Hafiften tan yeri ağarmıştır. Gece karanlığından sıyrılmaktadır ağır ağır. Yeni günü habercisi horozların sesi duyulmamaktadır buralarda ama bazı kuş ve börtü böcek uyanmış horozun görevini yapmaktadırlar. Bir ağaç kovuğundaki kuş değişik tiz bir sesle ötmektedir, başka bir ağaçta serçe ve yavrularının cıvıltıları duyulmaktadır. Ağaçkakanın sesi uzaklardan gelmektedir ritmik bir şekilde. Dede kalkmış ortalığı kolaçan etmiş ateşe bir odun atmış geceden kalan hafif küllenmiş seher yeliyle savrulan küllerin altından ateş böceği gibi parıldayan közün üstüne. Küllerinden doğacak ateş, yavaş yavaş üstüne atılan udun parçalarıyla. Güneşin yükseldiği şu saatlerde ateş ile beraber aydınlatacaklar şafağın söktüğü bu zamanda ortalık aydınlanana kadar. Günün hazırlıkları başlamıştır erkenden. Dünden daha az değildir bugünkü işler. Yaşamak için hiçbir zaman bitmez işler meşgaleler. Sadece zaman zaman azalır ama hep devam eder. Şimdi ise en yoğun zamanıdır. Bugün kalan ekinler biçilecek, desteler harman yerine götürülecek, alanda kalan başaklar toplanacak, harman için hazırlık yapılıp patoz’un gelmesi beklenecektir.

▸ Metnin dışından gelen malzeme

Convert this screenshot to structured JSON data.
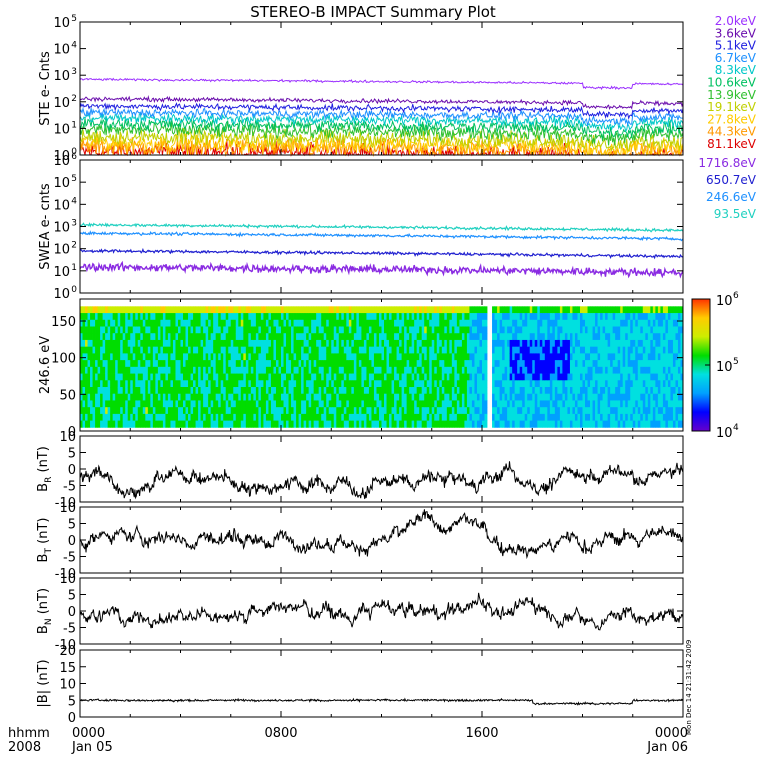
{
  "title": "STEREO-B IMPACT Summary Plot",
  "footer": {
    "row_label_1": "hhmm",
    "row_label_2": "2008",
    "ticks": [
      {
        "label": "0000",
        "sublabel": "Jan 05",
        "hour": 0
      },
      {
        "label": "0800",
        "sublabel": "",
        "hour": 8
      },
      {
        "label": "1600",
        "sublabel": "",
        "hour": 16
      },
      {
        "label": "0000",
        "sublabel": "Jan 06",
        "hour": 24
      }
    ]
  },
  "timestamp": "Mon Dec 14 21:31:42 2009",
  "colors": {
    "ste": [
      "#9b30ff",
      "#6a0dad",
      "#2020e0",
      "#1e90ff",
      "#00c8c8",
      "#00c060",
      "#30c030",
      "#c0d000",
      "#ffcc00",
      "#ff9900",
      "#dd0000"
    ],
    "swea": [
      "#8a2be2",
      "#2020d0",
      "#1e90ff",
      "#20d0c0"
    ],
    "colorbar": [
      "#6600cc",
      "#0000ff",
      "#00a0ff",
      "#00e0e0",
      "#00dd00",
      "#ccee00",
      "#ffcc00",
      "#ff3300"
    ]
  },
  "chart_data": [
    {
      "type": "line",
      "panel": "ste",
      "ylabel": "STE e- Cnts",
      "yscale": "log",
      "ylim": [
        1,
        100000
      ],
      "ytick_exponents": [
        0,
        1,
        2,
        3,
        4,
        5
      ],
      "xlim_hours": [
        0,
        24
      ],
      "legend_position": "right",
      "series": [
        {
          "name": "2.0keV",
          "level": 700
        },
        {
          "name": "3.6keV",
          "level": 130
        },
        {
          "name": "5.1keV",
          "level": 70
        },
        {
          "name": "6.7keV",
          "level": 40
        },
        {
          "name": "8.3keV",
          "level": 25
        },
        {
          "name": "10.6keV",
          "level": 15
        },
        {
          "name": "13.9keV",
          "level": 9
        },
        {
          "name": "19.1keV",
          "level": 5
        },
        {
          "name": "27.8keV",
          "level": 3
        },
        {
          "name": "44.3keV",
          "level": 2
        },
        {
          "name": "81.1keV",
          "level": 1.3
        }
      ]
    },
    {
      "type": "line",
      "panel": "swea",
      "ylabel": "SWEA e- cnts",
      "yscale": "log",
      "ylim": [
        1,
        1000000
      ],
      "ytick_exponents": [
        0,
        1,
        2,
        3,
        4,
        5,
        6
      ],
      "xlim_hours": [
        0,
        24
      ],
      "legend_position": "right",
      "series": [
        {
          "name": "1716.8eV",
          "level": 15
        },
        {
          "name": "650.7eV",
          "level": 80
        },
        {
          "name": "246.6eV",
          "level": 500
        },
        {
          "name": "93.5eV",
          "level": 1200
        }
      ]
    },
    {
      "type": "heatmap",
      "panel": "pad",
      "ylabel": "246.6 eV",
      "ylim": [
        0,
        180
      ],
      "yticks": [
        0,
        50,
        100,
        150
      ],
      "xlim_hours": [
        0,
        24
      ],
      "colorbar": {
        "scale": "log",
        "range": [
          10000,
          1000000
        ],
        "tick_exponents": [
          4,
          5,
          6
        ]
      }
    },
    {
      "type": "line",
      "panel": "br",
      "ylabel_main": "B",
      "ylabel_sub": "R",
      "ylabel_unit": "(nT)",
      "ylim": [
        -10,
        10
      ],
      "yticks": [
        -10,
        -5,
        0,
        5,
        10
      ],
      "xlim_hours": [
        0,
        24
      ],
      "typical_value": -3
    },
    {
      "type": "line",
      "panel": "bt",
      "ylabel_main": "B",
      "ylabel_sub": "T",
      "ylabel_unit": "(nT)",
      "ylim": [
        -10,
        10
      ],
      "yticks": [
        -10,
        -5,
        0,
        5,
        10
      ],
      "xlim_hours": [
        0,
        24
      ],
      "typical_value": 1
    },
    {
      "type": "line",
      "panel": "bn",
      "ylabel_main": "B",
      "ylabel_sub": "N",
      "ylabel_unit": "(nT)",
      "ylim": [
        -10,
        10
      ],
      "yticks": [
        -10,
        -5,
        0,
        5,
        10
      ],
      "xlim_hours": [
        0,
        24
      ],
      "typical_value": 0
    },
    {
      "type": "line",
      "panel": "bmag",
      "ylabel_main": "|B|",
      "ylabel_sub": "",
      "ylabel_unit": "(nT)",
      "ylim": [
        0,
        20
      ],
      "yticks": [
        0,
        5,
        10,
        15,
        20
      ],
      "xlim_hours": [
        0,
        24
      ],
      "typical_value": 5
    }
  ]
}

Güneş hafif yükselip ışınlarını canlıların üzerine göndererek hem ısıtıp hem de göz kapaklarının içine girerek uyumakta olan gözlerin içine ziyasını yerleştirmekte. Bunu algılayan retina uyarana tepki vererek sinyallerini beyine göndermektedir. “Ne yapayım ışınlar kuvvetli açayım mı göz kapaklarımı veya biraz daha yumayım mı kapaklarımı yoksa güneşi sırtını dönerek vücut konumunu mu değiştirsin” şeklindeki değerlendirmeler için beyine rapor vermektedir. Bedenler sabah mücadelesini vermektedir uykuyla. Her zamanki gibi güneş galip gelmiştir. Dünyayı gülerek uyandırmıştır obadaki çoluk çocuk hayvan haşerat bütün canlıları. Yalnız gece avlanan fare yoktur artık yuvasında, dünya hayatını sonlamıştır onun için. Karnı doyan baykuşta kovuğuna çekilerek uykuya dalmak için hazırlanmaktadır. Tilkide çayın bir kolu olarak ayrılan ufak bir derenin kenarında bulduğu domuz leşiyle karnını doyurduktan sonra suyunu içerek inine çekilmiş pineklemeye başlamıştır. Gececiler vardiyayı gündüzcülere bırakmıştır. Bük’ün düzlüklerinde hayat senkronize bir şekilde akıp gitmektedir. Göksu çayı akıp gitmektedir dağların ovaların aralarından süzülerek Akdeniz’e ulaşmaktadır. Köyden anneanneyle torun sabahın erken saatlerinde tarlaya geldiler ve hep birlikte yine ekine girişildi son bir gayretle.